The setting of trigger thresholds is important for time–walk correction, and the optimal trigger threshold is different for detectors with different structures. The trigger threshold was set to 50 mV for all tested detectors in the experiments, which is somewhat limited. The lower the threshold is, the better the time resolution of the detector is, but there will be more noise triggering, causing some invalid events. Therefore, the trigger threshold of 50 mV was selected according to the performance of the electronic system. In future work, we will optimize the electronic system and try different trigger thresholds.

The performance of time–walk correction varies with the size of the energy window. The narrow energy window is suitable for the traditional single-ended readout detector with an excellent energy resolution. However, the signal walk dramatically affects the timing measurements of a detector in the following situations: (1) When using monolithic crystals, a large energy window is required because the scintillation photons are distributed among multiple light sensors and (2) when a scintillator with low photo fraction rate (for example, LaBr3) is used, a wider energy window is usually preferred to increase the sensitivity of the detector.

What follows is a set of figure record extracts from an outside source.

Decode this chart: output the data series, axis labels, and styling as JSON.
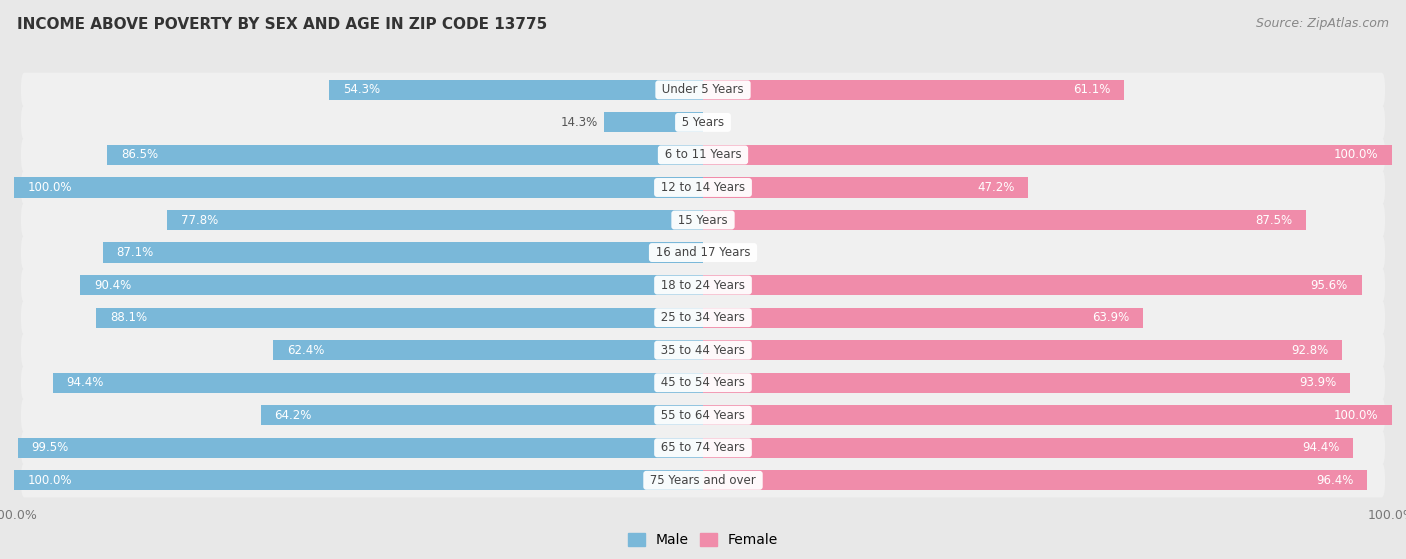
{
  "title": "INCOME ABOVE POVERTY BY SEX AND AGE IN ZIP CODE 13775",
  "source": "Source: ZipAtlas.com",
  "categories": [
    "Under 5 Years",
    "5 Years",
    "6 to 11 Years",
    "12 to 14 Years",
    "15 Years",
    "16 and 17 Years",
    "18 to 24 Years",
    "25 to 34 Years",
    "35 to 44 Years",
    "45 to 54 Years",
    "55 to 64 Years",
    "65 to 74 Years",
    "75 Years and over"
  ],
  "male_values": [
    54.3,
    14.3,
    86.5,
    100.0,
    77.8,
    87.1,
    90.4,
    88.1,
    62.4,
    94.4,
    64.2,
    99.5,
    100.0
  ],
  "female_values": [
    61.1,
    0.0,
    100.0,
    47.2,
    87.5,
    0.0,
    95.6,
    63.9,
    92.8,
    93.9,
    100.0,
    94.4,
    96.4
  ],
  "male_color": "#7ab8d9",
  "female_color": "#f08caa",
  "male_label": "Male",
  "female_label": "Female",
  "background_color": "#e8e8e8",
  "row_bg_color": "#f0f0f0",
  "bar_height": 0.62,
  "title_fontsize": 11,
  "source_fontsize": 9,
  "label_fontsize": 8.5,
  "cat_fontsize": 8.5,
  "tick_fontsize": 9,
  "legend_fontsize": 10
}
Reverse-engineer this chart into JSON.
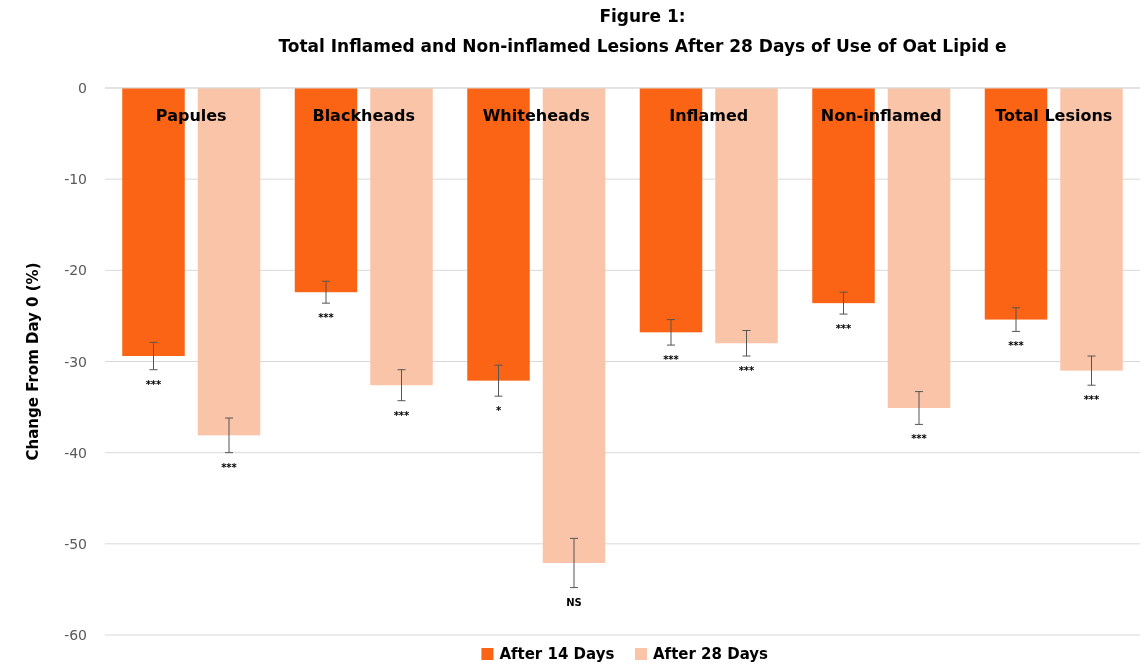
{
  "chart_data": {
    "type": "bar",
    "title": "Figure 1:",
    "subtitle": "Total Inflamed and Non-inflamed Lesions After 28 Days of Use of Oat Lipid e",
    "ylabel": "Change From Day 0 (%)",
    "categories": [
      "Papules",
      "Blackheads",
      "Whiteheads",
      "Inflamed",
      "Non-inflamed",
      "Total Lesions"
    ],
    "series": [
      {
        "name": "After 14 Days",
        "color": "#fa6414",
        "values": [
          -29.4,
          -22.4,
          -32.1,
          -26.8,
          -23.6,
          -25.4
        ],
        "errors": [
          1.5,
          1.2,
          1.7,
          1.4,
          1.2,
          1.3
        ]
      },
      {
        "name": "After 28 Days",
        "color": "#f9c4a8",
        "values": [
          -38.1,
          -32.6,
          -52.1,
          -28.0,
          -35.1,
          -31.0
        ],
        "errors": [
          1.9,
          1.7,
          2.7,
          1.4,
          1.8,
          1.6
        ]
      }
    ],
    "ylim": [
      -60,
      0
    ],
    "yticks": [
      -60,
      -50,
      -40,
      -30,
      -20,
      -10,
      0
    ],
    "grid": "y",
    "legend": "bottom",
    "annotations": [
      "***",
      "***",
      "***",
      "***",
      "*",
      "NS",
      "***",
      "***",
      "***",
      "***",
      "***",
      "***"
    ]
  }
}
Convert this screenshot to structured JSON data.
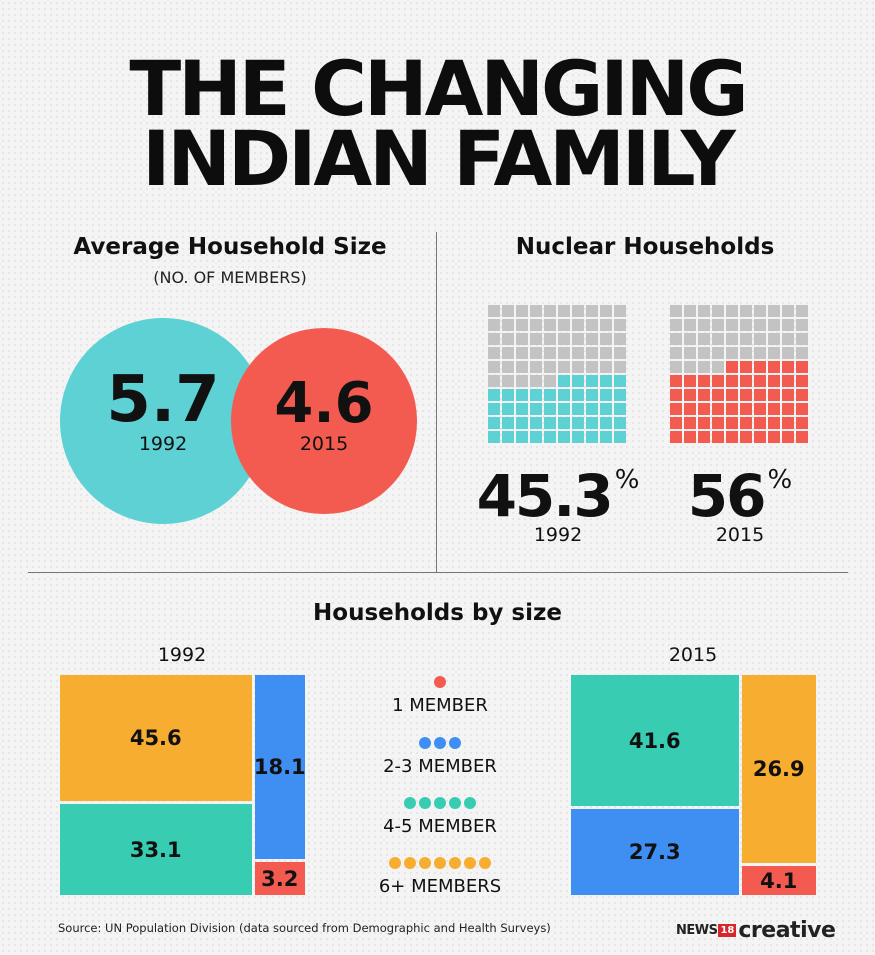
{
  "title": {
    "line1": "THE CHANGING",
    "line2": "INDIAN FAMILY"
  },
  "colors": {
    "teal": "#5ed1d4",
    "red": "#f35b50",
    "gray": "#c3c3c3",
    "orange": "#f7ad30",
    "green": "#38cdb3",
    "blue": "#3f8ef2"
  },
  "avg_household": {
    "heading": "Average Household Size",
    "subheading": "(NO. OF MEMBERS)",
    "items": [
      {
        "value": "5.7",
        "year": "1992"
      },
      {
        "value": "4.6",
        "year": "2015"
      }
    ]
  },
  "nuclear": {
    "heading": "Nuclear Households",
    "percent_sign": "%",
    "items": [
      {
        "value": "45.3",
        "year": "1992",
        "filled_cells": 45
      },
      {
        "value": "56",
        "year": "2015",
        "filled_cells": 56
      }
    ]
  },
  "households_by_size": {
    "heading": "Households by size",
    "legend": [
      {
        "label": "1 MEMBER",
        "dots": 1,
        "color_key": "red"
      },
      {
        "label": "2-3 MEMBER",
        "dots": 3,
        "color_key": "blue"
      },
      {
        "label": "4-5 MEMBER",
        "dots": 5,
        "color_key": "green"
      },
      {
        "label": "6+ MEMBERS",
        "dots": 7,
        "color_key": "orange"
      }
    ]
  },
  "chart_data": [
    {
      "type": "bubble",
      "title": "Average Household Size",
      "subtitle": "(NO. OF MEMBERS)",
      "categories": [
        "1992",
        "2015"
      ],
      "values": [
        5.7,
        4.6
      ]
    },
    {
      "type": "waffle",
      "title": "Nuclear Households",
      "categories": [
        "1992",
        "2015"
      ],
      "values": [
        45.3,
        56
      ],
      "unit": "%"
    },
    {
      "type": "treemap",
      "title": "Households by size",
      "series": [
        {
          "name": "1992",
          "categories": [
            "6+ MEMBERS",
            "4-5 MEMBER",
            "2-3 MEMBER",
            "1 MEMBER"
          ],
          "values": [
            45.6,
            33.1,
            18.1,
            3.2
          ]
        },
        {
          "name": "2015",
          "categories": [
            "4-5 MEMBER",
            "2-3 MEMBER",
            "6+ MEMBERS",
            "1 MEMBER"
          ],
          "values": [
            41.6,
            27.3,
            26.9,
            4.1
          ]
        }
      ]
    }
  ],
  "source": "Source: UN Population Division (data sourced from Demographic and Health Surveys)",
  "logo": {
    "news": "NEWS",
    "num": "18",
    "brand": "creative"
  }
}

In summary, in terms of the conducted simulations and experiments, the following conclusions can be drawn. Promptly improving the detector’s light output and photon transmission efficiency, along with the scintillating photons reaching the SiPM possible, can improve the detector’s timing resolution: (1) The photon transmission models of the four detectors were built with Tracepro, and, compared with the single-ended readout detector, the multi-ended detectors captured more scintillating photons over a certain time. Therefore, the light collection efficiency of the detector may be greatly increased, and the trigger time may be obtained earlier; (2) three multi-ended readout detectors were designed and tested, where the timing performance of the triple-ended readout was detected to be better than that of the dual-ended readout detector and the two-ended readout detector on the side. The more SiPMs were used, the better the timing performance was. However, the rise of the number of channels increases the complexity and cost of the PET system. The effects of time compensation are closely related to the energy resolution of the detector. The worse the energy resolution was, the better the compensation effects were; (3) based on the relationship between time and energy, a fourth-order polynomial fitting compensation algorithm was proposed. The results of the time compensation are correlated with the energy resolution of the detector.